No início, um exercício fatídico e desesperado; em seguida, o fluir do cumprimento de uma inevitável tarefa, longa e resignada - quase um trabalho mecânico, sem perguntar causa ou procurar consequência.
Assim transcorreu o espaço de pouco mais de um mês, que eu mesma, de repente, já poderia afirmar: "eis aqui, trata-se de um sonho longínquo"; porém, o despertar para essa atenção amargura-me na nostalgia surreal de fragmentos avulsos e fortuitos que me confundem e me desnorteiam - já não sei o que existiu, o que não existiu; já não sei se a tendência é melhorar ou agravar.

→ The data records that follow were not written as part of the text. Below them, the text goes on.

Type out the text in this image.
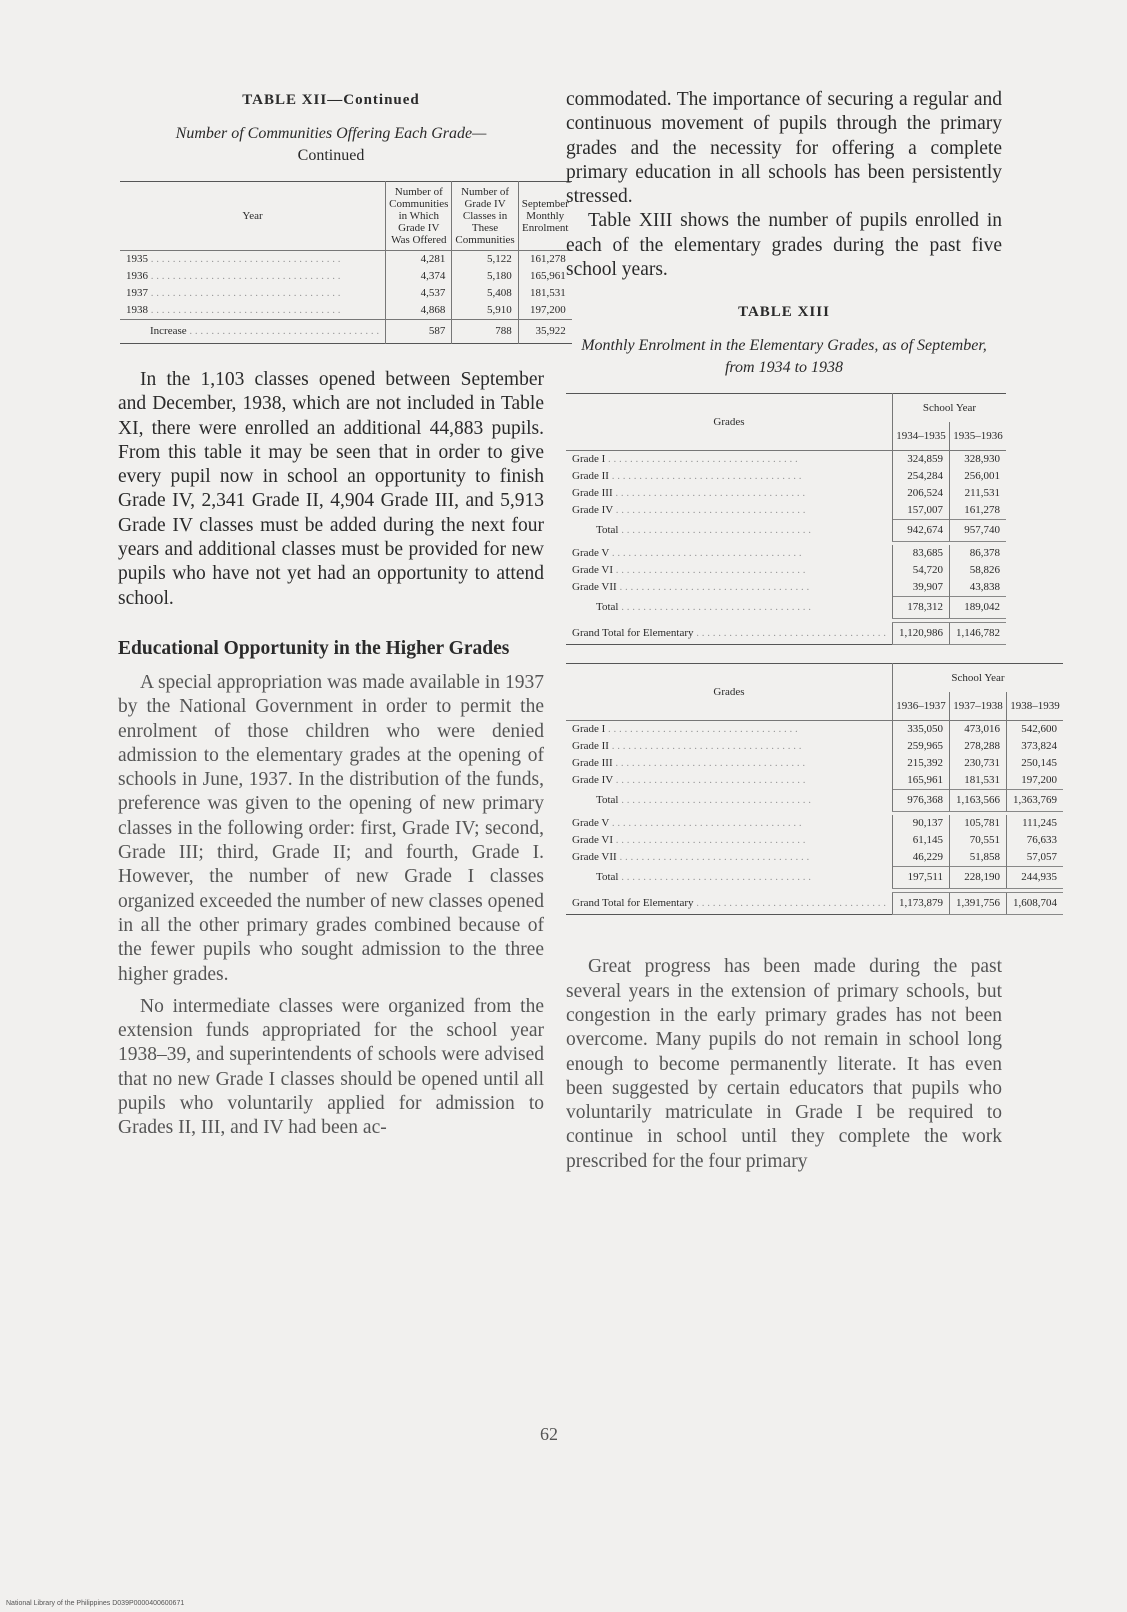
TABLE XII—Continued
Number of Communities Offering Each Grade—
Continued
Year	Number of Communities in Which Grade IV Was Offered	Number of Grade IV Classes in These Communities	September Monthly Enrolment
1935 . . .	4,281	5,122	161,278
1936 . . .	4,374	5,180	165,961
1937 . . .	4,537	5,408	181,531
1938 . . .	4,868	5,910	197,200
Increase . . .	587	788	35,922

In the 1,103 classes opened between September and December, 1938, which are not included in Table XI, there were enrolled an additional 44,883 pupils. From this table it may be seen that in order to give every pupil now in school an opportunity to finish Grade IV, 2,341 Grade II, 4,904 Grade III, and 5,913 Grade IV classes must be added during the next four years and additional classes must be provided for new pupils who have not yet had an opportunity to attend school.

Educational Opportunity in the Higher Grades

A special appropriation was made available in 1937 by the National Government in order to permit the enrolment of those children who were denied admission to the elementary grades at the opening of schools in June, 1937. In the distribution of the funds, preference was given to the opening of new primary classes in the following order: first, Grade IV; second, Grade III; third, Grade II; and fourth, Grade I. However, the number of new Grade I classes organized exceeded the number of new classes opened in all the other primary grades combined because of the fewer pupils who sought admission to the three higher grades.

No intermediate classes were organized from the extension funds appropriated for the school year 1938–39, and superintendents of schools were advised that no new Grade I classes should be opened until all pupils who voluntarily applied for admission to Grades II, III, and IV had been ac-

commodated. The importance of securing a regular and continuous movement of pupils through the primary grades and the necessity for offering a complete primary education in all schools has been persistently stressed.

Table XIII shows the number of pupils enrolled in each of the elementary grades during the past five school years.

TABLE XIII
Monthly Enrolment in the Elementary Grades, as of September, from 1934 to 1938
Grades	School Year	
	1934–1935	1935–1936
Grade I . . .	324,859	328,930
Grade II . . .	254,284	256,001
Grade III . . .	206,524	211,531
Grade IV . . .	157,007	161,278
Total . . .	942,674	957,740

Grade V . . .	83,685	86,378
Grade VI . . .	54,720	58,826
Grade VII . . .	39,907	43,838
Total . . .	178,312	189,042

Grand Total for Elementary . . .	1,120,986	1,146,782
Grades	School Year		
	1936–1937	1937–1938	1938–1939
Grade I . . .	335,050	473,016	542,600
Grade II . . .	259,965	278,288	373,824
Grade III . . .	215,392	230,731	250,145
Grade IV . . .	165,961	181,531	197,200
Total . . .	976,368	1,163,566	1,363,769

Grade V . . .	90,137	105,781	111,245
Grade VI . . .	61,145	70,551	76,633
Grade VII . . .	46,229	51,858	57,057
Total . . .	197,511	228,190	244,935

Grand Total for Elementary . . .	1,173,879	1,391,756	1,608,704

Great progress has been made during the past several years in the extension of primary schools, but congestion in the early primary grades has not been overcome. Many pupils do not remain in school long enough to become permanently literate. It has even been suggested by certain educators that pupils who voluntarily matriculate in Grade I be required to continue in school until they complete the work prescribed for the four primary

62
National Library of the Philippines D039P0000400600671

...e finalmente, mesmo como se todo o tempo da eternidade tivesse se colocado ao meu dispor para me socorrer com o esquecimento, esses momentos de atenção, lapsos de uma memória maldita, vêm e trazem-me de retorno ao dia imediatamente posterior ao de tua partida; e sinto novamente cada milésimo de dor com a mesma enfâse de meses atrás - como se hoje, amanhã e sempre : sem na distância te esquecer, amaldiçoada pela eterna saudade.